Je prépare ce velouté avec la partie fibreuse des asperges. Pour séparer la partie tendre de la partie dure, rien de plus simple : nettoyez et pelez vos asperges, coupez deux à trois centimètres au pied. Enfermez la partie pointe dans votre poing et prenez la base entre vos doigts, pliez. L'asperge se cassera exactement là où se termine la partie tendre. Certes, cela ne donnera pas un beau plat d'asperges toutes de la même taille, mais vous pourrez manger intégralement ce que vous servez, ce qui est tout de même agréable. C'est avec la partie "dure" que je réalise mon velouté.

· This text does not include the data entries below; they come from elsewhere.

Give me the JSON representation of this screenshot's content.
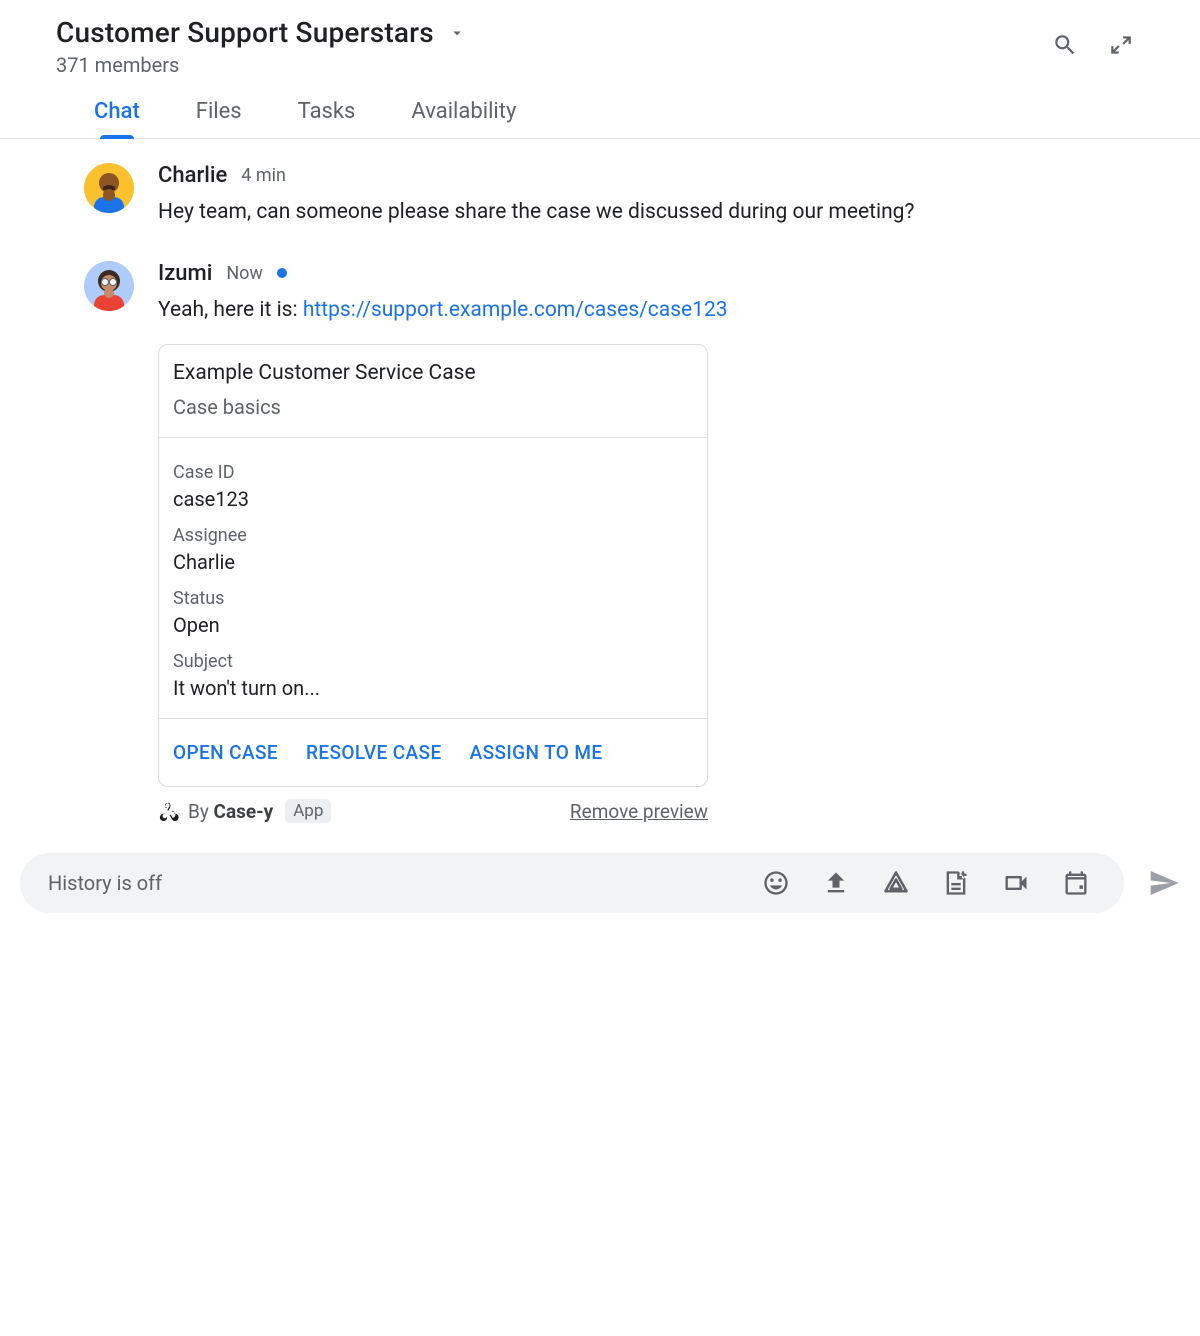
{
  "header": {
    "title": "Customer Support Superstars",
    "members": "371 members"
  },
  "tabs": [
    "Chat",
    "Files",
    "Tasks",
    "Availability"
  ],
  "messages": [
    {
      "sender": "Charlie",
      "timestamp": "4 min",
      "text": "Hey team, can someone please share the case we discussed during our meeting?"
    },
    {
      "sender": "Izumi",
      "timestamp": "Now",
      "text_prefix": "Yeah, here it is: ",
      "link": "https://support.example.com/cases/case123"
    }
  ],
  "card": {
    "title": "Example Customer Service Case",
    "subtitle": "Case basics",
    "fields": [
      {
        "label": "Case ID",
        "value": "case123"
      },
      {
        "label": "Assignee",
        "value": "Charlie"
      },
      {
        "label": "Status",
        "value": "Open"
      },
      {
        "label": "Subject",
        "value": "It won't turn on..."
      }
    ],
    "actions": [
      "OPEN CASE",
      "RESOLVE CASE",
      "ASSIGN TO ME"
    ]
  },
  "preview_footer": {
    "by": "By ",
    "app": "Case-y",
    "chip": "App",
    "remove": "Remove preview"
  },
  "composer": {
    "placeholder": "History is off"
  }
}
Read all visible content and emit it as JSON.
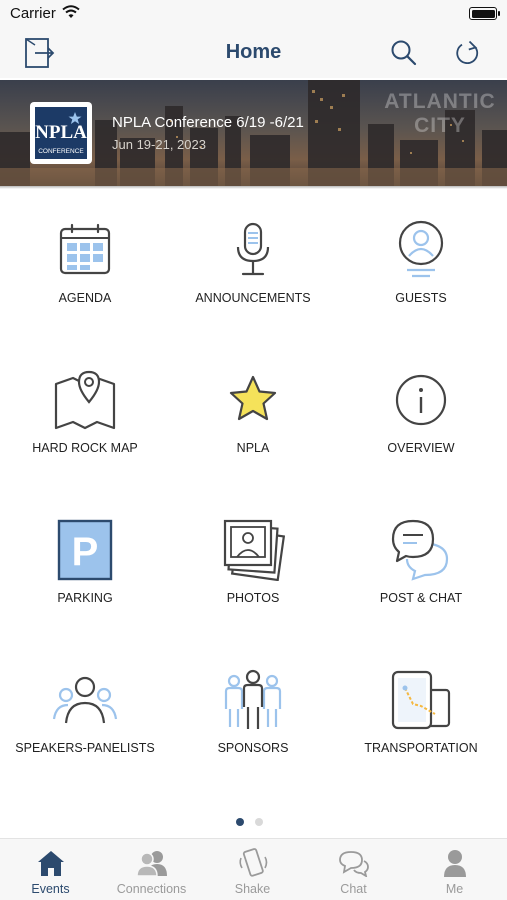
{
  "status_bar": {
    "carrier": "Carrier"
  },
  "nav": {
    "title": "Home"
  },
  "banner": {
    "logo_top": "NPLA",
    "logo_bottom": "CONFERENCE",
    "event_name": "NPLA Conference 6/19 -6/21",
    "event_dates": "Jun 19-21, 2023",
    "watermark_line1": "ATLANTIC",
    "watermark_line2": "CITY"
  },
  "grid": {
    "items": [
      {
        "label": "AGENDA",
        "icon": "calendar-icon"
      },
      {
        "label": "ANNOUNCEMENTS",
        "icon": "microphone-icon"
      },
      {
        "label": "GUESTS",
        "icon": "guest-profile-icon"
      },
      {
        "label": "HARD ROCK MAP",
        "icon": "map-pin-icon"
      },
      {
        "label": "NPLA",
        "icon": "star-icon"
      },
      {
        "label": "OVERVIEW",
        "icon": "info-icon"
      },
      {
        "label": "PARKING",
        "icon": "parking-icon"
      },
      {
        "label": "PHOTOS",
        "icon": "photos-icon"
      },
      {
        "label": "POST & CHAT",
        "icon": "chat-bubbles-icon"
      },
      {
        "label": "SPEAKERS-PANELISTS",
        "icon": "people-group-icon"
      },
      {
        "label": "SPONSORS",
        "icon": "sponsors-icon"
      },
      {
        "label": "TRANSPORTATION",
        "icon": "transportation-map-icon"
      }
    ]
  },
  "pager": {
    "pages": 2,
    "current": 1
  },
  "tabs": [
    {
      "label": "Events",
      "icon": "house-icon",
      "active": true
    },
    {
      "label": "Connections",
      "icon": "connections-icon",
      "active": false
    },
    {
      "label": "Shake",
      "icon": "shake-phone-icon",
      "active": false
    },
    {
      "label": "Chat",
      "icon": "chat-icon",
      "active": false
    },
    {
      "label": "Me",
      "icon": "person-icon",
      "active": false
    }
  ],
  "colors": {
    "accent": "#2c4a6e",
    "icon_blue": "#9cc3ec",
    "star_yellow": "#f5e25a",
    "inactive_tab": "#9a9a9a"
  }
}
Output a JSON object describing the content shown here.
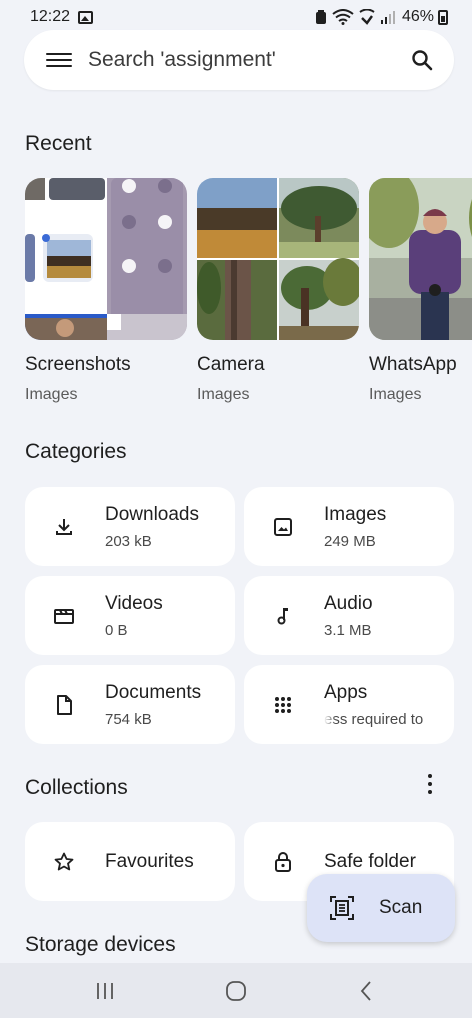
{
  "status": {
    "time": "12:22",
    "battery": "46%"
  },
  "search": {
    "placeholder": "Search 'assignment'"
  },
  "sections": {
    "recent": "Recent",
    "categories": "Categories",
    "collections": "Collections",
    "storage": "Storage devices"
  },
  "recent": [
    {
      "name": "Screenshots",
      "type": "Images"
    },
    {
      "name": "Camera",
      "type": "Images"
    },
    {
      "name": "WhatsApp",
      "type": "Images"
    }
  ],
  "categories": [
    {
      "name": "Downloads",
      "size": "203 kB",
      "icon": "download-icon"
    },
    {
      "name": "Images",
      "size": "249 MB",
      "icon": "image-icon"
    },
    {
      "name": "Videos",
      "size": "0 B",
      "icon": "video-icon"
    },
    {
      "name": "Audio",
      "size": "3.1 MB",
      "icon": "music-note-icon"
    },
    {
      "name": "Documents",
      "size": "754 kB",
      "icon": "document-icon"
    },
    {
      "name": "Apps",
      "size": "ess required to",
      "icon": "apps-grid-icon"
    }
  ],
  "collections": [
    {
      "name": "Favourites",
      "icon": "star-icon"
    },
    {
      "name": "Safe folder",
      "icon": "lock-icon"
    }
  ],
  "fab": {
    "label": "Scan"
  },
  "colors": {
    "background": "#f1f3f8",
    "card": "#ffffff",
    "fab": "#dde3f7",
    "navbar": "#e6e8ee",
    "text": "#1f1f1f"
  }
}
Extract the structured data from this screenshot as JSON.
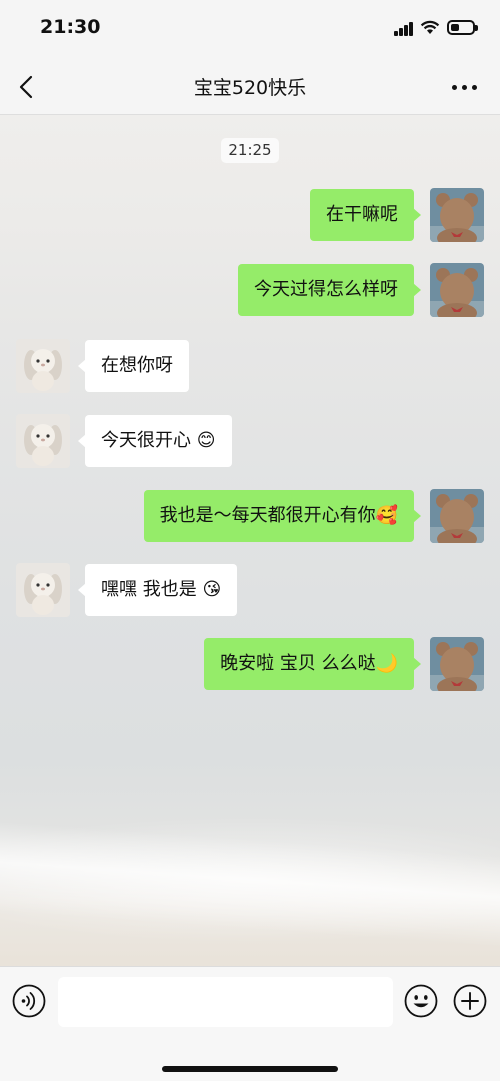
{
  "status_bar": {
    "time": "21:30",
    "battery_level": 0.4
  },
  "header": {
    "title": "宝宝520快乐",
    "back_icon": "chevron-left-icon",
    "more_icon": "more-dots-icon"
  },
  "chat": {
    "timestamp": "21:25",
    "messages": [
      {
        "sender": "me",
        "text": "在干嘛呢"
      },
      {
        "sender": "me",
        "text": "今天过得怎么样呀"
      },
      {
        "sender": "other",
        "text": "在想你呀"
      },
      {
        "sender": "other",
        "text": "今天很开心 😊"
      },
      {
        "sender": "me",
        "text": "我也是～每天都很开心有你🥰"
      },
      {
        "sender": "other",
        "text": "嘿嘿 我也是 😘"
      },
      {
        "sender": "me",
        "text": "晚安啦 宝贝 么么哒🌙"
      }
    ],
    "my_avatar": "teddy-bear-avatar",
    "other_avatar": "plush-bunny-avatar"
  },
  "input_bar": {
    "voice_icon": "voice-icon",
    "text_value": "",
    "emoji_icon": "emoji-icon",
    "plus_icon": "plus-icon"
  },
  "colors": {
    "my_bubble": "#95ec69",
    "other_bubble": "#ffffff",
    "bar_bg": "#f5f5f5"
  }
}
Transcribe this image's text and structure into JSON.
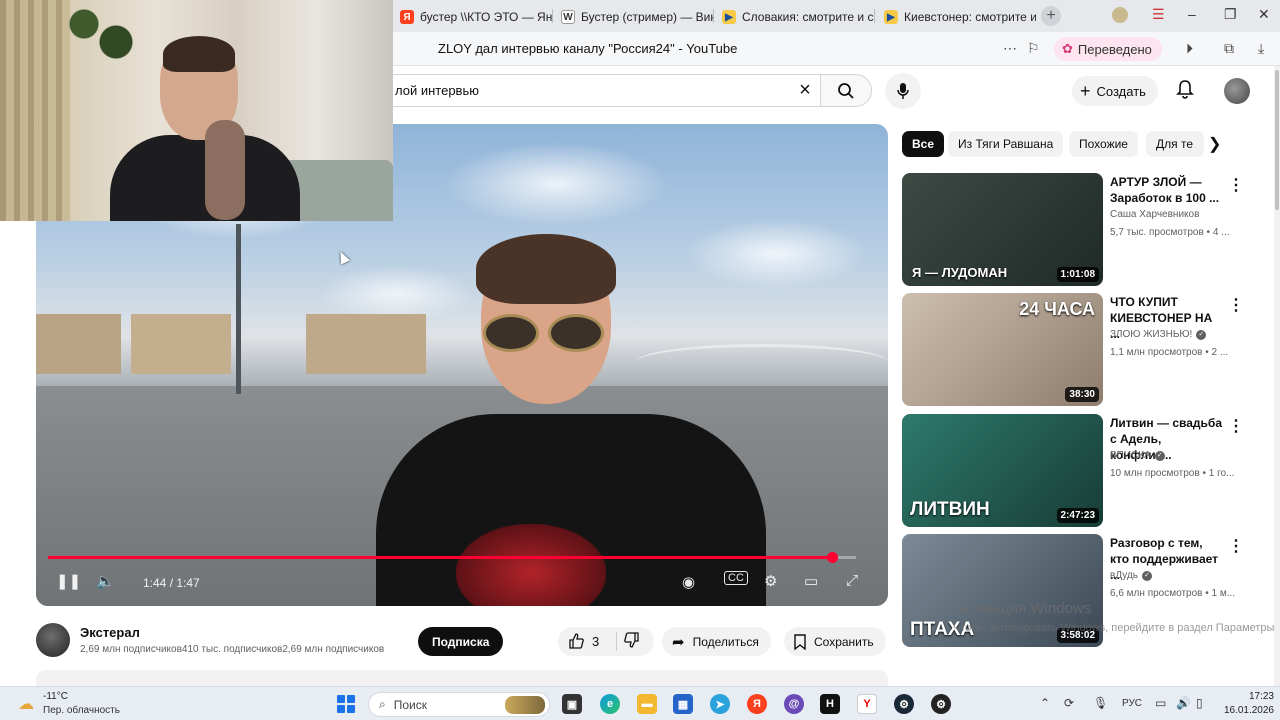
{
  "browser": {
    "tabs": [
      {
        "label": "бустер \\\\КТО ЭТО — Янд",
        "favicon": "Я",
        "color": "#fc3f1d"
      },
      {
        "label": "Бустер (стример) — Вик",
        "favicon": "W",
        "color": "#555555"
      },
      {
        "label": "Словакия: смотрите и ск",
        "favicon": "▶",
        "color": "#f7c948"
      },
      {
        "label": "Киевстонер: смотрите и",
        "favicon": "▶",
        "color": "#f7c948"
      }
    ],
    "page_title": "ZLOY дал интервью каналу \"Россия24\" - YouTube",
    "translated_label": "Переведено"
  },
  "youtube": {
    "search_value": "лой интервью",
    "create_label": "Создать"
  },
  "player": {
    "time": "1:44 / 1:47",
    "progress": 0.97
  },
  "channel": {
    "name": "Экстерал",
    "subs": "2,69 млн подписчиков410 тыс. подписчиков2,69 млн подписчиков",
    "subscribe_label": "Подписка",
    "likes": "3",
    "share_label": "Поделиться",
    "save_label": "Сохранить"
  },
  "chips": [
    "Все",
    "Из Тяги Равшана",
    "Похожие",
    "Для те"
  ],
  "recommended": [
    {
      "title": "АРТУР ЗЛОЙ — Заработок в 100 ...",
      "channel": "Саша Харчевников",
      "verified": false,
      "meta": "5,7 тыс. просмотров • 4 ...",
      "duration": "1:01:08",
      "thumb_text": "Я — ЛУДОМАН",
      "thumb_color": "#2c3a33"
    },
    {
      "title": "ЧТО КУПИТ КИЕВСТОНЕР НА ...",
      "channel": "ЗЛОЮ ЖИЗНЬЮ!",
      "verified": true,
      "meta": "1,1 млн просмотров • 2 ...",
      "duration": "38:30",
      "thumb_text": "24 ЧАСА",
      "thumb_color": "#b7a999"
    },
    {
      "title": "Литвин — свадьба с Адель, конфлик...",
      "channel": "ВПИСКА",
      "verified": true,
      "meta": "10 млн просмотров • 1 го...",
      "duration": "2:47:23",
      "thumb_text": "ЛИТВИН",
      "thumb_color": "#2b6a5e"
    },
    {
      "title": "Разговор с тем, кто поддерживает ...",
      "channel": "вДудь",
      "verified": true,
      "meta": "6,6 млн просмотров • 1 м...",
      "duration": "3:58:02",
      "thumb_text": "ПТАХА",
      "thumb_color": "#5a6a78"
    }
  ],
  "windows": {
    "activation_title": "Активация Windows",
    "activation_sub": "Чтобы активировать Windows, перейдите в раздел Параметры."
  },
  "taskbar": {
    "temp": "-11°C",
    "weather": "Пер. облачность",
    "search_placeholder": "Поиск",
    "lang": "РУС",
    "time": "17:23",
    "date": "16.01.2026"
  }
}
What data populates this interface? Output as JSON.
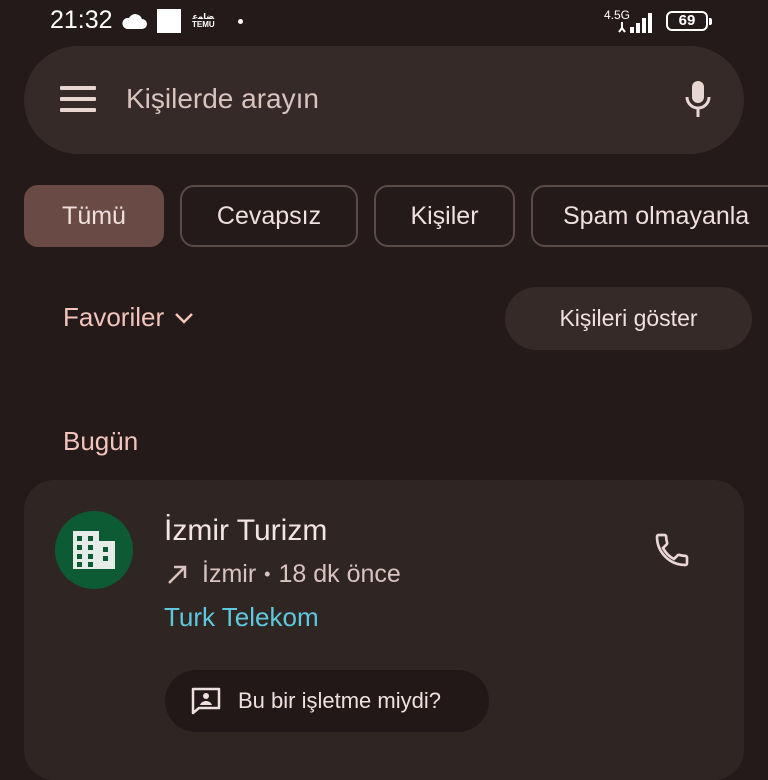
{
  "status_bar": {
    "time": "21:32",
    "temu_top": "ﻀﺎﻤﻋ",
    "temu_label": "TEMU",
    "network": "4.5G",
    "battery": "69"
  },
  "search": {
    "placeholder": "Kişilerde arayın"
  },
  "chips": [
    {
      "label": "Tümü",
      "active": true
    },
    {
      "label": "Cevapsız"
    },
    {
      "label": "Kişiler"
    },
    {
      "label": "Spam olmayanla"
    }
  ],
  "favorites": {
    "label": "Favoriler",
    "show_contacts": "Kişileri göster"
  },
  "section": {
    "title": "Bugün"
  },
  "call": {
    "name": "İzmir Turizm",
    "location": "İzmir",
    "separator": "•",
    "time_ago": "18 dk önce",
    "carrier": "Turk Telekom",
    "business_prompt": "Bu bir işletme miydi?"
  },
  "colors": {
    "background": "#241a19",
    "chip_active": "#6a4a45",
    "accent_text": "#f3c4bb",
    "carrier_text": "#5ec8dd",
    "avatar": "#0d5b35"
  }
}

Coupez vos asperges en tronçons. Faites les cuire dans du bouillon de légumes ou de volaille pendant au moins 30 mn. Vers la fin de la cuisson, faites suer vos échalotes émincées dans du beurre. Quand elles sont translucides, ajoutez une bonne cuillerée de farine et mouillez progressivement avec du lait pour obtenir une sorte de béchamel épaisse. Salez, poivrez, et détendez votre béchamel avec un peu de l'eau de cuisson des asperges. Quand la consistance vous convient, ajoutez vos morceaux d'asperges.

Passer le mélange au blender. La partie dure des asperges est très fibreuse, cela rendrait le velouté désagréable en bouche. Il vous faut le passer au chinois ou à la passoire fine au dessus d'une casserole, en malaxant avec le dos d'une cuillère pour bien en extraire la chair. Porter ensuite votre velouté à la bonne température après y avoir ajouté une ou deux cuillerées de crème épaisse.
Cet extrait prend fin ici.